FeatureTranscribeAI automatically skips over files and directories specified in your project's .gitignore
file during the embeddings generation and relevant code identification process. This ensures that temporary files, dependencies, or any other non-relevant code specified in .gitignore
are not included in the analysis, keeping the focus on the meaningful parts of your codebase.

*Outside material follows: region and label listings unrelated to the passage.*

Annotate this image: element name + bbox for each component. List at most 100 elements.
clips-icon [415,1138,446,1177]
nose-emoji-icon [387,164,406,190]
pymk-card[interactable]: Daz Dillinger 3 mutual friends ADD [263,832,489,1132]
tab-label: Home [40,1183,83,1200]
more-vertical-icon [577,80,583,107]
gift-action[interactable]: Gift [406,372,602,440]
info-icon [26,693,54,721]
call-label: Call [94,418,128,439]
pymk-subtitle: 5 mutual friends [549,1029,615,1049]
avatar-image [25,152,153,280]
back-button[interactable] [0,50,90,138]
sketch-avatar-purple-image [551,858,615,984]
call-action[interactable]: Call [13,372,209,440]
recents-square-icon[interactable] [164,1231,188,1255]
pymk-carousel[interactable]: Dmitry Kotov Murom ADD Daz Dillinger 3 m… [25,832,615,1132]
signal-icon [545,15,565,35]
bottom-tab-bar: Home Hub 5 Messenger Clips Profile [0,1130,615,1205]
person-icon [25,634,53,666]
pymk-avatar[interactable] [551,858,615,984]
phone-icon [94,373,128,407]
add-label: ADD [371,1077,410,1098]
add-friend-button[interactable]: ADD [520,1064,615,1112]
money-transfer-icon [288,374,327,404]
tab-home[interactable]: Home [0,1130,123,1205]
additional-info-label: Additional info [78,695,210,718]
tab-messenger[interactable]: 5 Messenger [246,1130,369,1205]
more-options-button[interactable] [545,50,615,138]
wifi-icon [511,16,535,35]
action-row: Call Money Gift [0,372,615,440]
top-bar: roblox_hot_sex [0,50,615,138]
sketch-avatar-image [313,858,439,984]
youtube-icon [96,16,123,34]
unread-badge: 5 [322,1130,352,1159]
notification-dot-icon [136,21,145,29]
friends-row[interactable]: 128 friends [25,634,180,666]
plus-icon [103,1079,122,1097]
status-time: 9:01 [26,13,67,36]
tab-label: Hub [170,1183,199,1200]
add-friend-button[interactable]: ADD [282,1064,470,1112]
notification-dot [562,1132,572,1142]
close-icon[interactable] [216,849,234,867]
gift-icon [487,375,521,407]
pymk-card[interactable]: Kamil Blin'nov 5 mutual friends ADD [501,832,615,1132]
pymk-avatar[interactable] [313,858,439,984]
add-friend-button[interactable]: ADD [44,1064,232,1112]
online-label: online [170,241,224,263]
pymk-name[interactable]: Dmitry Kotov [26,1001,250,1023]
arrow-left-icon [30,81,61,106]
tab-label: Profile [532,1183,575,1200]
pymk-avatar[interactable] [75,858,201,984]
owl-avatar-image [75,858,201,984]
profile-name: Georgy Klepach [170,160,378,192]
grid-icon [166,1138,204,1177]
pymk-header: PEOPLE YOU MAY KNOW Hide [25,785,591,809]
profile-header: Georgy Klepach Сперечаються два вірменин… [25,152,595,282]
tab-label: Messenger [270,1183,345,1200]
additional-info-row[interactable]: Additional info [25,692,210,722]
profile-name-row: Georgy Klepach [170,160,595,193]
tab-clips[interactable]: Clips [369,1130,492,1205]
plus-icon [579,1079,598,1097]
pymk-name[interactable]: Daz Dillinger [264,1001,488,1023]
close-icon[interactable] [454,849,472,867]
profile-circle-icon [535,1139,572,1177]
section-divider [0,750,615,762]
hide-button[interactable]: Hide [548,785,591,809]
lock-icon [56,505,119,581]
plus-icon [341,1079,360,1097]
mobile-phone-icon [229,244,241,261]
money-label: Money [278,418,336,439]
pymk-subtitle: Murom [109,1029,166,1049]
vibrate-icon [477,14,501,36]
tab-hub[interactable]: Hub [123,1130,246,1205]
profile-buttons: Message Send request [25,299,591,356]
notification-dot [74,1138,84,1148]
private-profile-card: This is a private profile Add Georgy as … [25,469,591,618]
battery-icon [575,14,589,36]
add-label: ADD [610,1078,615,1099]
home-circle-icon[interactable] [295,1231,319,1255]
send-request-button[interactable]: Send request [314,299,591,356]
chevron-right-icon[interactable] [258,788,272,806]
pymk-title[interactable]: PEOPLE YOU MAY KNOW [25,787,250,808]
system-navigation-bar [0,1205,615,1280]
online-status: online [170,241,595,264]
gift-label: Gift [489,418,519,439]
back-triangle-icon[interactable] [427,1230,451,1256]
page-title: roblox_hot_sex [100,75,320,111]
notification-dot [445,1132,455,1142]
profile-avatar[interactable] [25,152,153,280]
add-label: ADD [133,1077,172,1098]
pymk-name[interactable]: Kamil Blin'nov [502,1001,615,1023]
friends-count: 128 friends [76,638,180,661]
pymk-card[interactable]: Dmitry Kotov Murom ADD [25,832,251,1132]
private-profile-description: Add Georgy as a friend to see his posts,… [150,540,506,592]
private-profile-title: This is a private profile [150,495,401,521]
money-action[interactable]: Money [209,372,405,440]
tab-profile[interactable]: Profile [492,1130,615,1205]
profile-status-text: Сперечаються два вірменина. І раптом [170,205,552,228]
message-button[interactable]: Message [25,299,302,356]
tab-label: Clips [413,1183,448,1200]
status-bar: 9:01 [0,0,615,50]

After the first execution of sh sync.sh
, it will only generate updated embeddings for code that has been updated since your last sync
This feature helps maintain the integrity and relevance of the embeddings and code suggestions, providing more accurate and useful results based on the content you actively maintain in your repository.
Contributions to FeatureTranscribeAI are highly encouraged. Whether it's by enhancing functionality, adding new features, or fixing bugs, your input is valuable. Please feel free to fork the repository, make your changes, and submit a pull request.
FeatureTranscribeAI is released under the MIT License. For more details, see the LICENSE file in the repository.